Wynne also said there is a role for the federal government when it comes to reducing greenhouse gas emissions.
"Within the context of the country, having each province doing what it can ... is extremely important.
"I also believe and I'm not going to give up on the idea that we would have a federal government that would be engaged ... in taking a position on the world stage in terms of reductions of greenhouse gas emissions," Wynne said.
The Ontario premier did not say what type of carbon pricing model she prefers.
Energy East pipeline
New Brunswick Premier Brian Gallant was also in Ottawa Thursday, where he emphasized the importance of the Energy East pipeline.
"This is a project that we support," Gallant said during a midday news conference. "This is a project that we think is going to help us with our agenda of creating jobs and growing the economy. And for us it's important that we realize that because this is an inter-provincial project, that we have to work with our partners across the country."
Gallant said he thought all provinces could benefit, directly and indirectly, from the pipeline.
Asked how putting a price on carbon would fit into the project, Gallant said those are separate issues.
"I think we have to have two separate conversations. One, there's no doubt that as a nation we have a better job when it comes to climate change."
"On top of that, we also have to have a conversation about developing our economy throughout the country in a responsible way."
Wynne and Trudeau said they also talked about the need for a stronger "economic union" in Canada, investments in infrastructure, Ontario's Ring of Fire mining zone and the need for the prime minister to meet with premiers as a group.

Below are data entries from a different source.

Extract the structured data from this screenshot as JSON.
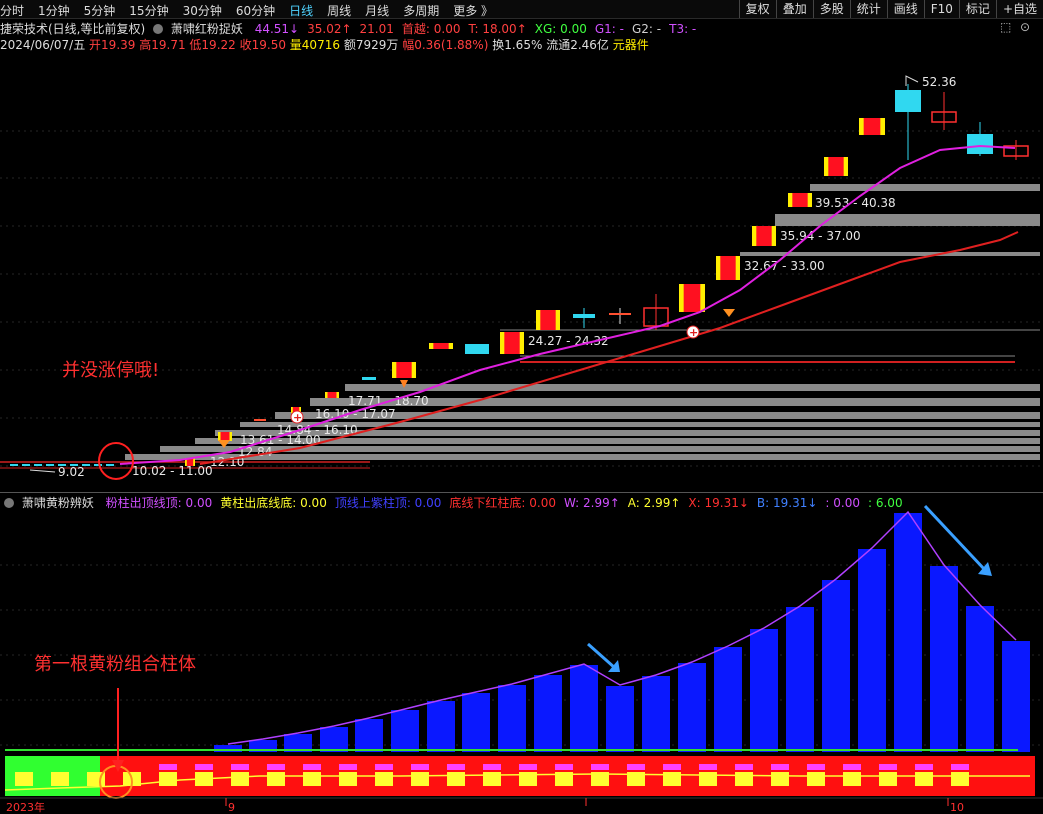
{
  "toolbar": {
    "periods": [
      "分时",
      "1分钟",
      "5分钟",
      "15分钟",
      "30分钟",
      "60分钟",
      "日线",
      "周线",
      "月线",
      "多周期",
      "更多"
    ],
    "active_period": "日线",
    "more_suffix": "》",
    "right_buttons": [
      "复权",
      "叠加",
      "多股",
      "统计",
      "画线",
      "F10",
      "标记",
      "+自选"
    ]
  },
  "title": {
    "stock": "捷荣技术(日线,等比前复权)",
    "indicator": "萧啸红粉捉妖",
    "values": [
      {
        "text": "44.51↓",
        "color": "#d050ff"
      },
      {
        "text": "35.02↑",
        "color": "#ff4040"
      },
      {
        "text": "21.01",
        "color": "#ff4040"
      },
      {
        "text": "首越: 0.00",
        "color": "#ff4040"
      },
      {
        "text": "T: 18.00↑",
        "color": "#ff4040"
      },
      {
        "text": "XG: 0.00",
        "color": "#40ff40"
      },
      {
        "text": "G1: -",
        "color": "#d050ff"
      },
      {
        "text": "G2: -",
        "color": "#d0d0d0"
      },
      {
        "text": "T3: -",
        "color": "#d050ff"
      }
    ]
  },
  "info": {
    "date": "2024/06/07/五",
    "open": "开19.39",
    "high": "高19.71",
    "low": "低19.22",
    "close": "收19.50",
    "volume": "量40716",
    "amount": "额7929万",
    "amplitude": "幅0.36(1.88%)",
    "turnover": "换1.65%",
    "float": "流通2.46亿",
    "sector": "元器件"
  },
  "indicator_bar": {
    "name": "萧啸黄粉辨妖",
    "items": [
      {
        "text": "粉柱出顶线顶: 0.00",
        "color": "#d050ff"
      },
      {
        "text": "黄柱出底线底: 0.00",
        "color": "#ffff30"
      },
      {
        "text": "顶线上紫柱顶: 0.00",
        "color": "#4040ff"
      },
      {
        "text": "底线下红柱底: 0.00",
        "color": "#ff3030"
      },
      {
        "text": "W: 2.99↑",
        "color": "#d050ff"
      },
      {
        "text": "A: 2.99↑",
        "color": "#ffff30"
      },
      {
        "text": "X: 19.31↓",
        "color": "#ff3030"
      },
      {
        "text": "B: 19.31↓",
        "color": "#4080ff"
      },
      {
        "text": ": 0.00",
        "color": "#d050ff"
      },
      {
        "text": ": 6.00",
        "color": "#40ff40"
      }
    ]
  },
  "annotations": {
    "no_limit_up": "并没涨停哦!",
    "first_bar": "第一根黄粉组合柱体"
  },
  "price_labels": {
    "high_mark": "52.36",
    "low_mark": "9.02",
    "zones": [
      "39.53 - 40.38",
      "35.94 - 37.00",
      "32.67 - 33.00",
      "24.27 - 24.32",
      "17.71 - 18.70",
      "16.10 - 17.07",
      "14.84 - 16.10",
      "13.61 - 14.00",
      "12.84",
      "12.10",
      "10.02 - 11.00"
    ]
  },
  "axis": {
    "year_label": "2023年",
    "month_labels": [
      "9",
      "10"
    ]
  },
  "colors": {
    "yang": "#ffee00",
    "yang_core": "#ff1020",
    "pink_line": "#e020e0",
    "red_line": "#e02020",
    "blue_bar": "#0a18ff",
    "cyan_candle": "#30d8f0"
  }
}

Wynne will also meet privately with U.S. Ambassador to Canada Bruce Heyman, Quebec Premier Philippe Couillard and Assembly of First Nations National Chief Perry Bellegarde on Thursday.

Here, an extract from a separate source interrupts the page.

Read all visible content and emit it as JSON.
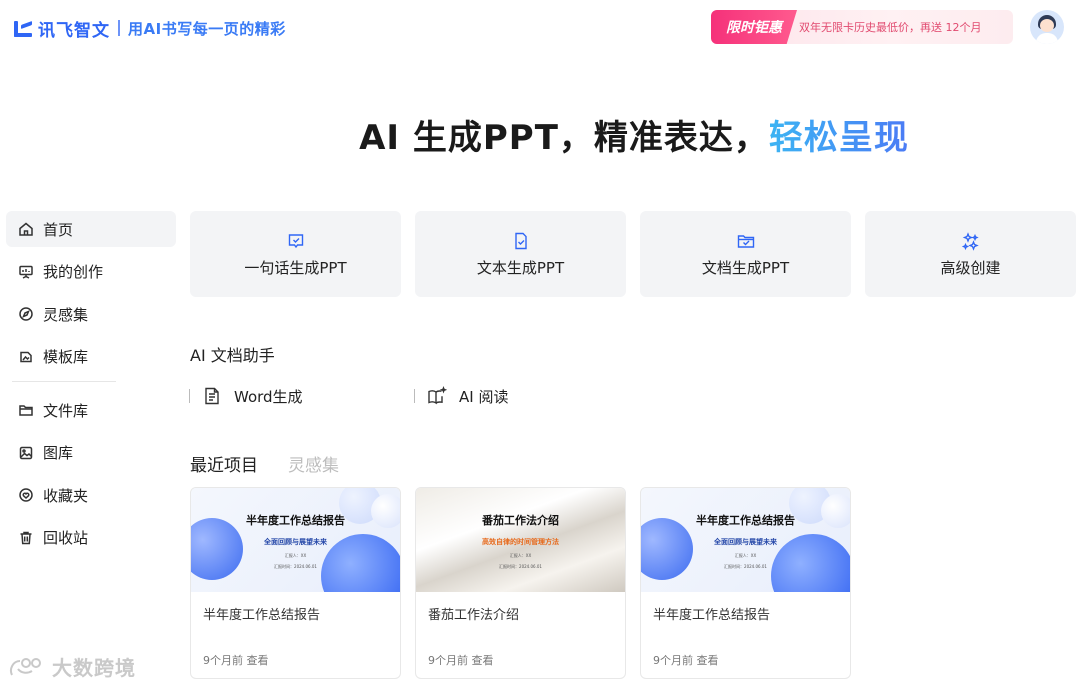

Bellegarde met with Prime Minister Stephen Harper in Ottawa on Wednesday in what the Prime Minister's Office described as "a very positive first meeting."
Premiers meet Friday
Premiers will gather in the nation's capital to discuss energy, skills training, barriers to internal trade and the need to get more infrastructure money from the feds.
Harper, who has skipped these Council of the Federation meetings for years, will not be attending even though the meeting is being held just a few blocks from his office.
Despite the prime minister's reluctance to hold annual first ministers meetings, Harper kicked off 2015 with a face-to-face meeting with Wynne while he was in Toronto. He also met with Newfoundland and Labrador Premier Paul Davis in Ottawa in December and Alberta Premier Jim Prentice in October.
Prentice won't be in Ottawa on Friday, choosing instead to send Diana McQueen, his municipal affairs minister, as he focuses on the upcoming provincial budget.
Saskatchewan Premier Brad Wall will participate by teleconference.
B.C.'s Christy Clark said she'll represent the western provinces where the impact of sliding oil prices on the economy is expected to be a key topic.
"I'm the only western premier going," Clark said adding "I'll be advancing the interests of western Canada and B.C. when I'm there."